Despite this being one of those films self-professed hipster film critics love to love, I found myself almost completely given over to its charms. Hey, we like what we like. Sure, many of the jokes fall flat, the wacky story and situations sometimes play like desperate attempts to amuse, and it picks on easy targets like say, John Travolta. What really won me over though was the sheer energy and manic wit on display both in front of and behind the camera. For a cast of unknown Pittsburgh players, these guys (and girls) were uniformly hilarious.
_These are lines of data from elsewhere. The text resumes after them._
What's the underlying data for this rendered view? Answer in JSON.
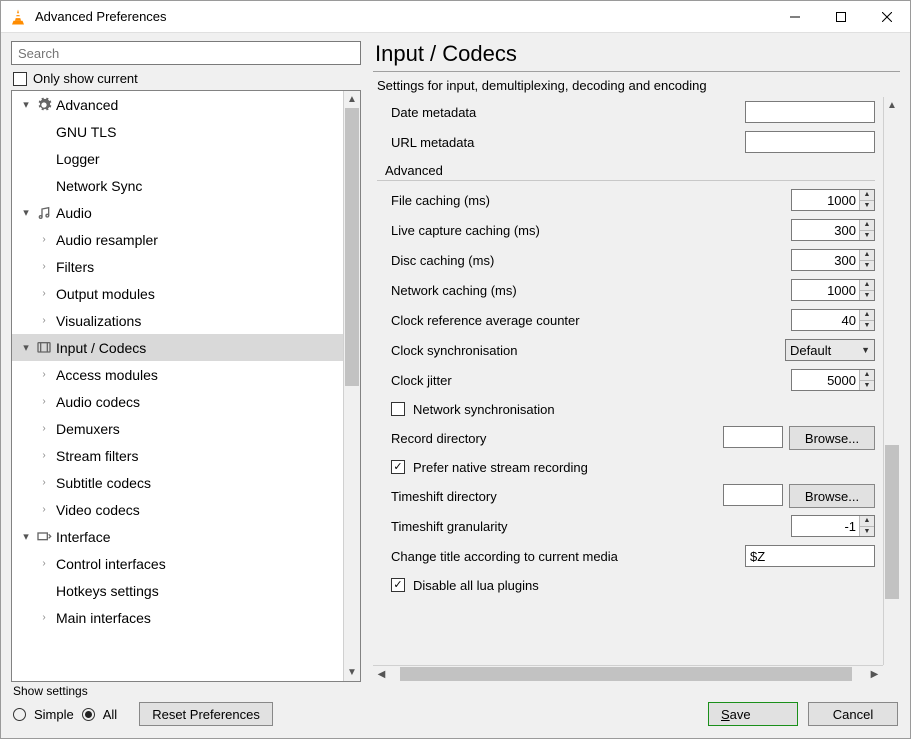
{
  "window": {
    "title": "Advanced Preferences"
  },
  "leftpane": {
    "search_placeholder": "Search",
    "only_show_current": "Only show current",
    "scroll": {
      "thumb_top_pct": 0,
      "thumb_height_pct": 50
    },
    "tree": [
      {
        "level": 0,
        "expanded": true,
        "icon": "gear",
        "label": "Advanced"
      },
      {
        "level": 1,
        "hasChildren": false,
        "label": "GNU TLS"
      },
      {
        "level": 1,
        "hasChildren": false,
        "label": "Logger"
      },
      {
        "level": 1,
        "hasChildren": false,
        "label": "Network Sync"
      },
      {
        "level": 0,
        "expanded": true,
        "icon": "audio",
        "label": "Audio"
      },
      {
        "level": 1,
        "hasChildren": true,
        "label": "Audio resampler"
      },
      {
        "level": 1,
        "hasChildren": true,
        "label": "Filters"
      },
      {
        "level": 1,
        "hasChildren": true,
        "label": "Output modules"
      },
      {
        "level": 1,
        "hasChildren": true,
        "label": "Visualizations"
      },
      {
        "level": 0,
        "expanded": true,
        "icon": "codec",
        "label": "Input / Codecs",
        "selected": true
      },
      {
        "level": 1,
        "hasChildren": true,
        "label": "Access modules"
      },
      {
        "level": 1,
        "hasChildren": true,
        "label": "Audio codecs"
      },
      {
        "level": 1,
        "hasChildren": true,
        "label": "Demuxers"
      },
      {
        "level": 1,
        "hasChildren": true,
        "label": "Stream filters"
      },
      {
        "level": 1,
        "hasChildren": true,
        "label": "Subtitle codecs"
      },
      {
        "level": 1,
        "hasChildren": true,
        "label": "Video codecs"
      },
      {
        "level": 0,
        "expanded": true,
        "icon": "interface",
        "label": "Interface"
      },
      {
        "level": 1,
        "hasChildren": true,
        "label": "Control interfaces"
      },
      {
        "level": 1,
        "hasChildren": false,
        "label": "Hotkeys settings"
      },
      {
        "level": 1,
        "hasChildren": true,
        "label": "Main interfaces"
      }
    ]
  },
  "rightpane": {
    "title": "Input / Codecs",
    "subtitle": "Settings for input, demultiplexing, decoding and encoding",
    "vscroll": {
      "thumb_top_pct": 60,
      "thumb_height_pct": 28
    },
    "hscroll": {
      "thumb_left_pct": 2,
      "thumb_width_pct": 95
    },
    "meta_rows": [
      {
        "label": "Date metadata",
        "value": ""
      },
      {
        "label": "URL metadata",
        "value": ""
      }
    ],
    "advanced_header": "Advanced",
    "spin_rows": [
      {
        "label": "File caching (ms)",
        "value": "1000"
      },
      {
        "label": "Live capture caching (ms)",
        "value": "300"
      },
      {
        "label": "Disc caching (ms)",
        "value": "300"
      },
      {
        "label": "Network caching (ms)",
        "value": "1000"
      },
      {
        "label": "Clock reference average counter",
        "value": "40"
      }
    ],
    "clock_sync": {
      "label": "Clock synchronisation",
      "value": "Default"
    },
    "clock_jitter": {
      "label": "Clock jitter",
      "value": "5000"
    },
    "net_sync": {
      "label": "Network synchronisation",
      "checked": false
    },
    "record_dir": {
      "label": "Record directory",
      "value": "",
      "browse": "Browse..."
    },
    "prefer_native": {
      "label": "Prefer native stream recording",
      "checked": true
    },
    "timeshift_dir": {
      "label": "Timeshift directory",
      "value": "",
      "browse": "Browse..."
    },
    "timeshift_gran": {
      "label": "Timeshift granularity",
      "value": "-1"
    },
    "change_title": {
      "label": "Change title according to current media",
      "value": "$Z"
    },
    "disable_lua": {
      "label": "Disable all lua plugins",
      "checked": true
    }
  },
  "bottom": {
    "show_settings": "Show settings",
    "simple": "Simple",
    "all": "All",
    "reset": "Reset Preferences",
    "save": "Save",
    "cancel": "Cancel"
  }
}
As Eugene, Caridi virtually nails the role of the sensitive nerdy type who’s always looking for love but fails to see it when it’s right in front of him. As Eugene’s best buds Stanley and Quentin, John Yost and Greg Johnstone nearly steal the show with their constant bickering and buffoonery. And lest we forget, Kristin Pfeifer summons holy hell as the Queen of All B*****s. I could have done without the cartoonish performance of Jason Steele as the world’s most idiotic drug dealer George, but that’s just being nit-picky. A farce is nothing without a funny cast and this one’s got it in spades. The bee’s knees. (And you gotta love a director who names his characters after famous directors. Don’t even tell me you didn’t notice.)